Pembukaan ini merupakan hasil  keputusan rapat dengar pendapat pada Rabu 5 Januari 2021, yang menyatakan TPA Gemulung diputuskan dibuka kembali karena penutupan TPA Gemulung tidak sah karena prosedur belum sesuai pelaksanaannya dan DPRD sendiri pada rapat paripurna menolak penutupan TPA tersebut, dengan dasar belum ada pengganti TPA yang baru.


Haizul Ma'arif, SH, Ketua DPRD Kabupaten Jepara dalam kesempatanya mengatakan, kami telah meminta Dinas terkait dalam hal ini Satpol PP Jepara Untuk membuka Kembali TPA Gemulung sampai pihak Pemerintah memberikan keputusan lebih berdasar. Mengingat penutupan TPA Gemulung ini terkesan sepihak tanpa persetujuan DPRD Jepara.


“Ini menyangkut hak masyarakat kecil yang harus diperjuangkan, dalam hal ini Pengelola Sampah di 4 Kecamatan, karena jika harus ditempuh ke TPA Bandengan saya kira terlalu jauh dan membutuhkan tambahan biaya lagi, kata Gus Haiz sapaannya.

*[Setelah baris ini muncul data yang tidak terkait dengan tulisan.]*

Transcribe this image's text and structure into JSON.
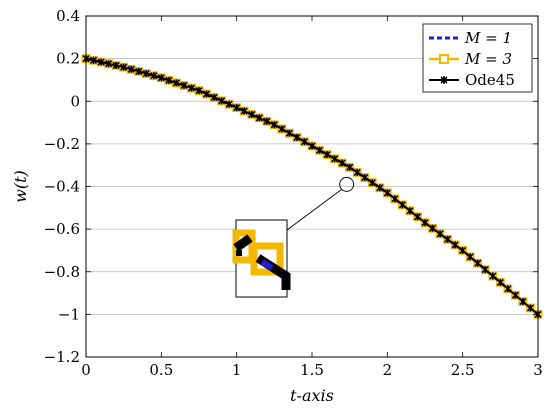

DLH beberapa kali jika diundang audensi terkait lingkungan hidup tidak pernah hadir, ini membuat DPRD Jepara merasa tidak dianggap peran dan keberadaannya


"Dan disaat audensi ini empat pimpinan Dinas Lingkungan Hidup (DLH) Jepara tidak datang ini sangat mengecewakan dan luar biasa, dan melecehkan DPRD" ungkap Pratikno


Dengan dibukanya kembali TPA Gemulung masyarakat dan paguyuban angkut sampah dapat kembali membuang sampahnya sambil menunggu tempat yang baru sesuai yang di janjikan DLH Jepara. Ditempat TPA pratikno Wakil Ketua DPRD Kabupaten Jepara mengatakan 


"mulai hari ini masyarakat dan paguyuban sampah bisa membuang sampah disini" ucapnya


DPRD Kabupaten Jepara dalam hal ini sebagai wakil rakyat juga mitra pemerintah menerima banyak keluhan terkait ditutupnya TPA Gemulung. Dari beberapa Kecamatan, diantaranya adalah Kecamatan Nalumsari, Mayong, Welahan, Kalinyamatan yang berkontribusi membuang sampahnya ke TPA Gemulung mengeluhkan hal tersebut. Sampai gara gara TPA Gemulung ditutup masyarakat jadi buang sampah disembarang tempat, juga dimusim hujan sekarang angkutan sampah melintas dan cairan sampah berceceran disepanjang jalan dan menimbulkan polusi udara yang sangat mengganggu.


Dengan demikian mulai hari ini sampah sampah di empat kecamatan sementara ditampung di TPA Gemulung sambil menunggu TPA pengganti disediakan dan siap digunakan untuk membuang sampah.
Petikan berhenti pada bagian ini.